Sin embargo, en la última asamblea, donde se terminaban de definir las prioridades, dos planteles del fútbol uruguayo se presentaron casi en su totalidad para torcer la votación. Aquí suceden dos cosas: primero, la escasa participación general, como para que un par de planteles tuerzan una decisión (hay que mencionar que Nacional, por ejemplo, se encontraba en Buenos Aires por su partido de Libertadores ante River Plate, y la dificultad de algunos planteles de otras ciudades a las que se les habilitó su participación remota por Zoom); y segundo, la falta de flexibilidad de la dirigencia ante un hecho de notoria injusticia y el escaso o nulo pensamiento plural de los votantes.

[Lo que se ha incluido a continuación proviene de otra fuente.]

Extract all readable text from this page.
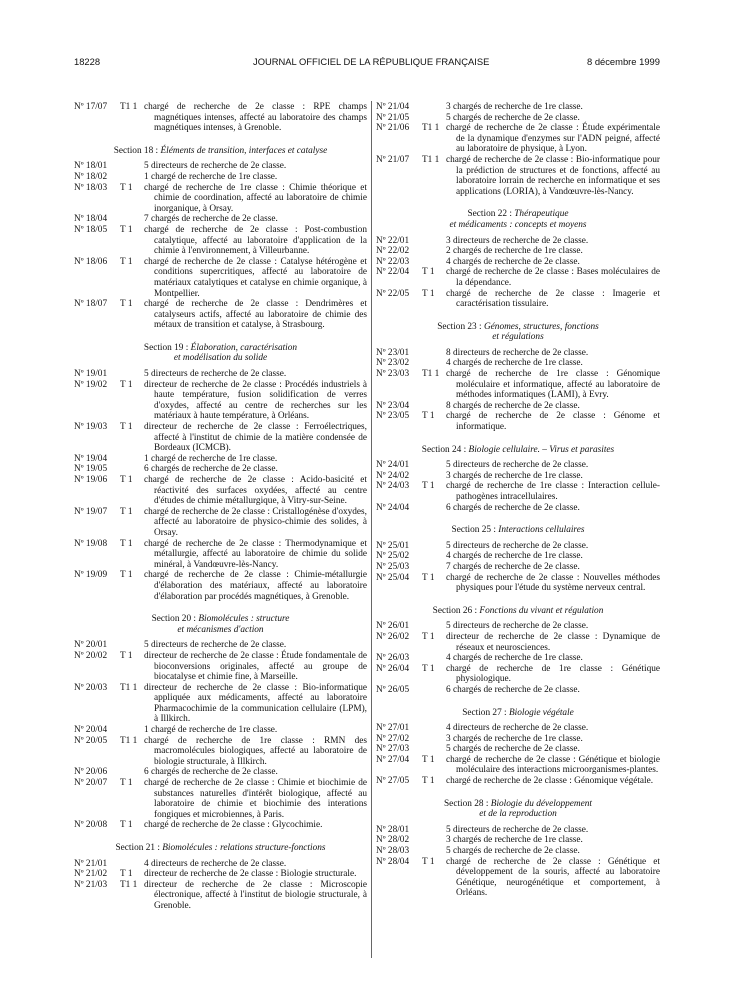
18228	JOURNAL OFFICIEL DE LA RÉPUBLIQUE FRANÇAISE	8 décembre 1999
Nº 17/07 T1 1 chargé de recherche de 2e classe : RPE champs magnétiques intenses, affecté au laboratoire des champs magnétiques intenses, à Grenoble.
Section 18 : Éléments de transition, interfaces et catalyse
Nº 18/01	5 directeurs de recherche de 2e classe.
Nº 18/02	1 chargé de recherche de 1re classe.
Nº 18/03 T 1 chargé de recherche de 1re classe : Chimie théorique et chimie de coordination, affecté au laboratoire de chimie inorganique, à Orsay.
Nº 18/04	7 chargés de recherche de 2e classe.
Nº 18/05 T 1 chargé de recherche de 2e classe : Post-combustion catalytique, affecté au laboratoire d'application de la chimie à l'environnement, à Villeurbanne.
Nº 18/06 T 1 chargé de recherche de 2e classe : Catalyse hétérogène et conditions supercritiques, affecté au laboratoire de matériaux catalytiques et catalyse en chimie organique, à Montpellier.
Nº 18/07 T 1 chargé de recherche de 2e classe : Dendrimères et catalyseurs actifs, affecté au laboratoire de chimie des métaux de transition et catalyse, à Strasbourg.
Section 19 : Élaboration, caractérisation
et modélisation du solide
Nº 19/01	5 directeurs de recherche de 2e classe.
Nº 19/02 T 1 directeur de recherche de 2e classe : Procédés industriels à haute température, fusion solidification de verres d'oxydes, affecté au centre de recherches sur les matériaux à haute température, à Orléans.
Nº 19/03 T 1 directeur de recherche de 2e classe : Ferroélectriques, affecté à l'institut de chimie de la matière condensée de Bordeaux (ICMCB).
Nº 19/04	1 chargé de recherche de 1re classe.
Nº 19/05	6 chargés de recherche de 2e classe.
Nº 19/06 T 1 chargé de recherche de 2e classe : Acido-basicité et réactivité des surfaces oxydées, affecté au centre d'études de chimie métallurgique, à Vitry-sur-Seine.
Nº 19/07 T 1 chargé de recherche de 2e classe : Cristallogénèse d'oxydes, affecté au laboratoire de physico-chimie des solides, à Orsay.
Nº 19/08 T 1 chargé de recherche de 2e classe : Thermodynamique et métallurgie, affecté au laboratoire de chimie du solide minéral, à Vandœuvre-lès-Nancy.
Nº 19/09 T 1 chargé de recherche de 2e classe : Chimie-métallurgie d'élaboration des matériaux, affecté au laboratoire d'élaboration par procédés magnétiques, à Grenoble.
Section 20 : Biomolécules : structure
et mécanismes d'action
Nº 20/01	5 directeurs de recherche de 2e classe.
Nº 20/02 T 1 directeur de recherche de 2e classe : Étude fondamentale de bioconversions originales, affecté au groupe de biocatalyse et chimie fine, à Marseille.
Nº 20/03 T1 1 directeur de recherche de 2e classe : Bio-informatique appliquée aux médicaments, affecté au laboratoire Pharmacochimie de la communication cellulaire (LPM), à Illkirch.
Nº 20/04	1 chargé de recherche de 1re classe.
Nº 20/05 T1 1 chargé de recherche de 1re classe : RMN des macromolécules biologiques, affecté au laboratoire de biologie structurale, à Illkirch.
Nº 20/06	6 chargés de recherche de 2e classe.
Nº 20/07 T 1 chargé de recherche de 2e classe : Chimie et biochimie de substances naturelles d'intérêt biologique, affecté au laboratoire de chimie et biochimie des interations fongiques et microbiennes, à Paris.
Nº 20/08 T 1 chargé de recherche de 2e classe : Glycochimie.
Section 21 : Biomolécules : relations structure-fonctions
Nº 21/01	4 directeurs de recherche de 2e classe.
Nº 21/02 T 1 directeur de recherche de 2e classe : Biologie structurale.
Nº 21/03 T1 1 directeur de recherche de 2e classe : Microscopie électronique, affecté à l'institut de biologie structurale, à Grenoble.
Nº 21/04	3 chargés de recherche de 1re classe.
Nº 21/05	5 chargés de recherche de 2e classe.
Nº 21/06 T1 1 chargé de recherche de 2e classe : Étude expérimentale de la dynamique d'enzymes sur l'ADN peigné, affecté au laboratoire de physique, à Lyon.
Nº 21/07 T1 1 chargé de recherche de 2e classe : Bio-informatique pour la prédiction de structures et de fonctions, affecté au laboratoire lorrain de recherche en informatique et ses applications (LORIA), à Vandœuvre-lès-Nancy.
Section 22 : Thérapeutique
et médicaments : concepts et moyens
Nº 22/01	3 directeurs de recherche de 2e classe.
Nº 22/02	2 chargés de recherche de 1re classe.
Nº 22/03	4 chargés de recherche de 2e classe.
Nº 22/04 T 1 chargé de recherche de 2e classe : Bases moléculaires de la dépendance.
Nº 22/05 T 1 chargé de recherche de 2e classe : Imagerie et caractérisation tissulaire.
Section 23 : Génomes, structures, fonctions
et régulations
Nº 23/01	8 directeurs de recherche de 2e classe.
Nº 23/02	4 chargés de recherche de 1re classe.
Nº 23/03 T1 1 chargé de recherche de 1re classe : Génomique moléculaire et informatique, affecté au laboratoire de méthodes informatiques (LAMI), à Evry.
Nº 23/04	8 chargés de recherche de 2e classe.
Nº 23/05 T 1 chargé de recherche de 2e classe : Génome et informatique.
Section 24 : Biologie cellulaire. – Virus et parasites
Nº 24/01	5 directeurs de recherche de 2e classe.
Nº 24/02	3 chargés de recherche de 1re classe.
Nº 24/03 T 1 chargé de recherche de 1re classe : Interaction cellule-pathogènes intracellulaires.
Nº 24/04	6 chargés de recherche de 2e classe.
Section 25 : Interactions cellulaires
Nº 25/01	5 directeurs de recherche de 2e classe.
Nº 25/02	4 chargés de recherche de 1re classe.
Nº 25/03	7 chargés de recherche de 2e classe.
Nº 25/04 T 1 chargé de recherche de 2e classe : Nouvelles méthodes physiques pour l'étude du système nerveux central.
Section 26 : Fonctions du vivant et régulation
Nº 26/01	5 directeurs de recherche de 2e classe.
Nº 26/02 T 1 directeur de recherche de 2e classe : Dynamique de réseaux et neurosciences.
Nº 26/03	4 chargés de recherche de 1re classe.
Nº 26/04 T 1 chargé de recherche de 1re classe : Génétique physiologique.
Nº 26/05	6 chargés de recherche de 2e classe.
Section 27 : Biologie végétale
Nº 27/01	4 directeurs de recherche de 2e classe.
Nº 27/02	3 chargés de recherche de 1re classe.
Nº 27/03	5 chargés de recherche de 2e classe.
Nº 27/04 T 1 chargé de recherche de 2e classe : Génétique et biologie moléculaire des interactions microorganismes-plantes.
Nº 27/05 T 1 chargé de recherche de 2e classe : Génomique végétale.
Section 28 : Biologie du développement
et de la reproduction
Nº 28/01	5 directeurs de recherche de 2e classe.
Nº 28/02	3 chargés de recherche de 1re classe.
Nº 28/03	5 chargés de recherche de 2e classe.
Nº 28/04 T 1 chargé de recherche de 2e classe : Génétique et développement de la souris, affecté au laboratoire Génétique, neurogénétique et comportement, à Orléans.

Lo que votaron mayoritariamente, entre otros, los jugadores de Peñarol y Boston River fue no ceder las licencias y retrasar el inicio del Clausura, que a su vez atrasa por descarte el inicio de la Segunda División Profesional. Pero lo más importante de todo esto es la cantidad de futbolistas que en diciembre se quedarán sin trabajo, ya que los clubes optarán según rendimientos, intenciones, políticas, la extensión de sus contratos o no. Lo llamativo, en el caso de los futbolistas de Peñarol, es la escasa participación que han tenido como grueso de plantel, y en particular, en la reciente historia del gremio. Sorprende, por tanto, la convocatoria de un buen número de futbolistas del plantel para votar algo que el flamante presidente aurinegro, Ignacio Ruglio, manifestó con un micrófono enfrente como “algo consensuado” entre capitán y mandatario, que implicaba no ceder las licencias para, de cara al nuevo mandato y al nuevo año, poder hacer ajustes tales como la elección de un técnico. No tan maradonianos, entonces.

Peñarol barrerá para adentro en diciembre y así acomodará su parafernalia de cuadro grande. Mientras, habrá colegas quedándose sin trabajo (llamarles compañeros sería un desparpajo). La Mutual parecerá, como una soda sin fuerza, aplicada a los estatutos. Y otros tantos futbolistas en las sombras, en el ostracismo, en el olvido clasista de los pares.